Im Schweizer Durchschnitt stiegen die Kosten pro Person und Monat in den genannten Jahren von 166 Franken auf 212 Franken (plus 27%).

Die Experten führen dies vor allem darauf zurück, dass die verschiedenen Akteure ihre neue Rolle nicht voll wahrgenommen hätten. Ärzte und andere Leistungserbringer waren dem Wettbewerb zu wenig ausgesetzt, Krankenkassen und Versicherte machten von kostengünstigeren alternativen Versicherungsmodellen noch zu wenig Gebrauch.

Zielkonflikte

Wirkungsvoll begegnen konnte das KVG der Entsolidarisierung zwischen Jung und Alt, Gesund und Krank, Arm und Reich. Dazu beigetragen haben das Obligatorium, die volle Freizügigkeit beim Kassenwechsel, die einheitliche Prämie innerhalb einer Kasse und Region, der Risikoausgleich und die individuelle Prämienverbilligung.
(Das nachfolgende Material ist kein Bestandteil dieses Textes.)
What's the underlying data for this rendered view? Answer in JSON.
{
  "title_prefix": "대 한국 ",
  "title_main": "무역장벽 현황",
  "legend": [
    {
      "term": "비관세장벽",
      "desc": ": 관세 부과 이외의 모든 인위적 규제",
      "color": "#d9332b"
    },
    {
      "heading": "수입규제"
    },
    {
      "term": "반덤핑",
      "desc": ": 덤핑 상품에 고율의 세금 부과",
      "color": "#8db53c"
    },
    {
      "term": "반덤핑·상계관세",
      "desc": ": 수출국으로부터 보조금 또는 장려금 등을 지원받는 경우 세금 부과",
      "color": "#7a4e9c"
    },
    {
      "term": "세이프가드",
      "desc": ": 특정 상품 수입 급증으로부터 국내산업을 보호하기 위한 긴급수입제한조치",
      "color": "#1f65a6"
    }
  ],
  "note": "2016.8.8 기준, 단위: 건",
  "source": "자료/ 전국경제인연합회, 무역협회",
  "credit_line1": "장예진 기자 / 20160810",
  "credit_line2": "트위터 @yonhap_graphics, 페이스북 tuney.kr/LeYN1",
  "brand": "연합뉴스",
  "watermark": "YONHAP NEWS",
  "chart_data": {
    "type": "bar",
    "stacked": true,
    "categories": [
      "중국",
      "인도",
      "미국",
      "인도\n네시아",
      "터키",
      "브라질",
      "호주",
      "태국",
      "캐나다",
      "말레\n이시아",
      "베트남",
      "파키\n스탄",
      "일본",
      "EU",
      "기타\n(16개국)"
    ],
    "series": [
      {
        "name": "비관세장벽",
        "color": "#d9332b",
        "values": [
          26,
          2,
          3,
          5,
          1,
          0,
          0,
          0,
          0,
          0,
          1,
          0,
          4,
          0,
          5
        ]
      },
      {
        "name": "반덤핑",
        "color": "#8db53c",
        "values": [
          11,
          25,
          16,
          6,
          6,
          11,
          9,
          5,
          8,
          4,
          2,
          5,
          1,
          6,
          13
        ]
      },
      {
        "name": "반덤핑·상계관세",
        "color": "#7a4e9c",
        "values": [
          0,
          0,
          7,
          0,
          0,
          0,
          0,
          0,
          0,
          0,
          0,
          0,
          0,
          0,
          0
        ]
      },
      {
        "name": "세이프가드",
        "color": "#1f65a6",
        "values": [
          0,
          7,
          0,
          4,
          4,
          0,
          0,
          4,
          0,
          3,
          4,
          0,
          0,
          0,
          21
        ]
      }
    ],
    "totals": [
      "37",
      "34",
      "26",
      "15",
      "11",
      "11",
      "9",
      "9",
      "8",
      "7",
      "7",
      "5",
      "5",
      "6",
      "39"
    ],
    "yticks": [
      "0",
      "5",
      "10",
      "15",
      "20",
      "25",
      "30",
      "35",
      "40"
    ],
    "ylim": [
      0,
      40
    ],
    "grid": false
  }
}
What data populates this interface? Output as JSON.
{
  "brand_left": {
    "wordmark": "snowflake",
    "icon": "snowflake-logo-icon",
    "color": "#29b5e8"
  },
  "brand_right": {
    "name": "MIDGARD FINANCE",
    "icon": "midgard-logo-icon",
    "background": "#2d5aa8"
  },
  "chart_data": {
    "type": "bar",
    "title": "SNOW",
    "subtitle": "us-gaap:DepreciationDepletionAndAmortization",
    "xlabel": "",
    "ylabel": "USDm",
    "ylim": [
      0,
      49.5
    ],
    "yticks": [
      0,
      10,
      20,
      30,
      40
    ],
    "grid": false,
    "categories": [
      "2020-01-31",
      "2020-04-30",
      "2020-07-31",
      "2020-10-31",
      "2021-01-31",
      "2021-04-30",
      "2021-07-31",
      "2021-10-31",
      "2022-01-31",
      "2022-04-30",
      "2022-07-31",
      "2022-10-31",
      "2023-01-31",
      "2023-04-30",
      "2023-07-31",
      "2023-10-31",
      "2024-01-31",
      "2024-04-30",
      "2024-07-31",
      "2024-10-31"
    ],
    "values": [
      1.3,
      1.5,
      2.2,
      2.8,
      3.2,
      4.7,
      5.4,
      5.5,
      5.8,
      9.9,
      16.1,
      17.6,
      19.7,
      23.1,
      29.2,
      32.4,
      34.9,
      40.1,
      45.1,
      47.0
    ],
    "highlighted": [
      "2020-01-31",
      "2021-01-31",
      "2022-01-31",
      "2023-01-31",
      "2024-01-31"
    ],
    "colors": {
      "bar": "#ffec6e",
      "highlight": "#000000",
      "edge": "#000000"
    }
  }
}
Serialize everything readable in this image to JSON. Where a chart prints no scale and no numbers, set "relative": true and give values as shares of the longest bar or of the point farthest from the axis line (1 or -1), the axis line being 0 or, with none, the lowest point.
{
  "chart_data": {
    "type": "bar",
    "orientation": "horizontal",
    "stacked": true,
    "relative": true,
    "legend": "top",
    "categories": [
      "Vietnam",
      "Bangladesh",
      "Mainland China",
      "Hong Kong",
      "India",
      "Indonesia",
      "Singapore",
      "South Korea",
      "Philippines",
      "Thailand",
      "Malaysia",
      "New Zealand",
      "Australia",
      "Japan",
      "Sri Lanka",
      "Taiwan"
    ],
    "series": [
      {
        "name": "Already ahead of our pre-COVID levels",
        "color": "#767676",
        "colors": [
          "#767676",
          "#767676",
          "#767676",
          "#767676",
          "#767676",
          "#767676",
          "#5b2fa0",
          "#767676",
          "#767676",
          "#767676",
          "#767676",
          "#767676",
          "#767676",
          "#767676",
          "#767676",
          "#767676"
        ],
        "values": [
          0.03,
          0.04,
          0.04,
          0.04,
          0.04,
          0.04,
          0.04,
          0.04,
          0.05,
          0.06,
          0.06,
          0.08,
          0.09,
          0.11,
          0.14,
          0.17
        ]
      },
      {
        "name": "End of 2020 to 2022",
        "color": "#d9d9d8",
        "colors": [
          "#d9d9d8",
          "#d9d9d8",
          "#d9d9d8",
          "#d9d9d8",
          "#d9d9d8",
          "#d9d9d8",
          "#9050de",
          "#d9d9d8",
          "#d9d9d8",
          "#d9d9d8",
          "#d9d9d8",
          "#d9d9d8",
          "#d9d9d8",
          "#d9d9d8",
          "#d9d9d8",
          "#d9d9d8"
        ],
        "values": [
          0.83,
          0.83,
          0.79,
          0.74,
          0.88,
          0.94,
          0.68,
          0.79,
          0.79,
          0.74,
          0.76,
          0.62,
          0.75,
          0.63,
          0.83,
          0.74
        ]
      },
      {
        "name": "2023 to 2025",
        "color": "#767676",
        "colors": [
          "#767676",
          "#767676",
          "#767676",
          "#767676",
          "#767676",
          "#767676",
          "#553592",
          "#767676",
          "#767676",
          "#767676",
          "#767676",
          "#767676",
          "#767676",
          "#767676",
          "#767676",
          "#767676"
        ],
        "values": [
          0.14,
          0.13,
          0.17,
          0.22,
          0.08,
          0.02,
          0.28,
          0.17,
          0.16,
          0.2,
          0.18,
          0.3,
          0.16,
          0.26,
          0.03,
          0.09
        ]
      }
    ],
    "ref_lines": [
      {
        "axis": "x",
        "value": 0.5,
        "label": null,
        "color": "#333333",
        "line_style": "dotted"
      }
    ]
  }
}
Auch beim Solidaritätsziel konstatieren die Experten indessen noch Defizite. Der Risikoausgleich konnte die Selektion nicht völlig unterbinden. Die Prämienverbilligung entlastet die unteren Einkommen in Kantonen mit hohem Prämienniveau noch ungenügend. Beide Instrumente können zudem in Konflikt mit dem Ziel eines verstärkten Wettbewerbs geraten.

Leistung kostet

Bei der Bereitstellung einer qualitativ hochstehenden medizinischen Versorgung für die ganze Bevölkerung konnte das KVG wichtige Lücken schliessen. Dies insbesondere mit der Pflege zu Hause und in Heimen und mit der unbeschränkten Leistungspflicht bei Spitalaufenthalten. Der Leistungsumfang ist – auch im internationalen Vergleich – umfassend, der Zugang gewährleistet.

Nach Ansicht der Experten sollten allerdings die Kostenfolgen von Erweiterungen des Leistungskatalogs systematischer geschätzt und überwacht werden. Auch sei die Qualitätssicherung noch zu wenig entwickelt.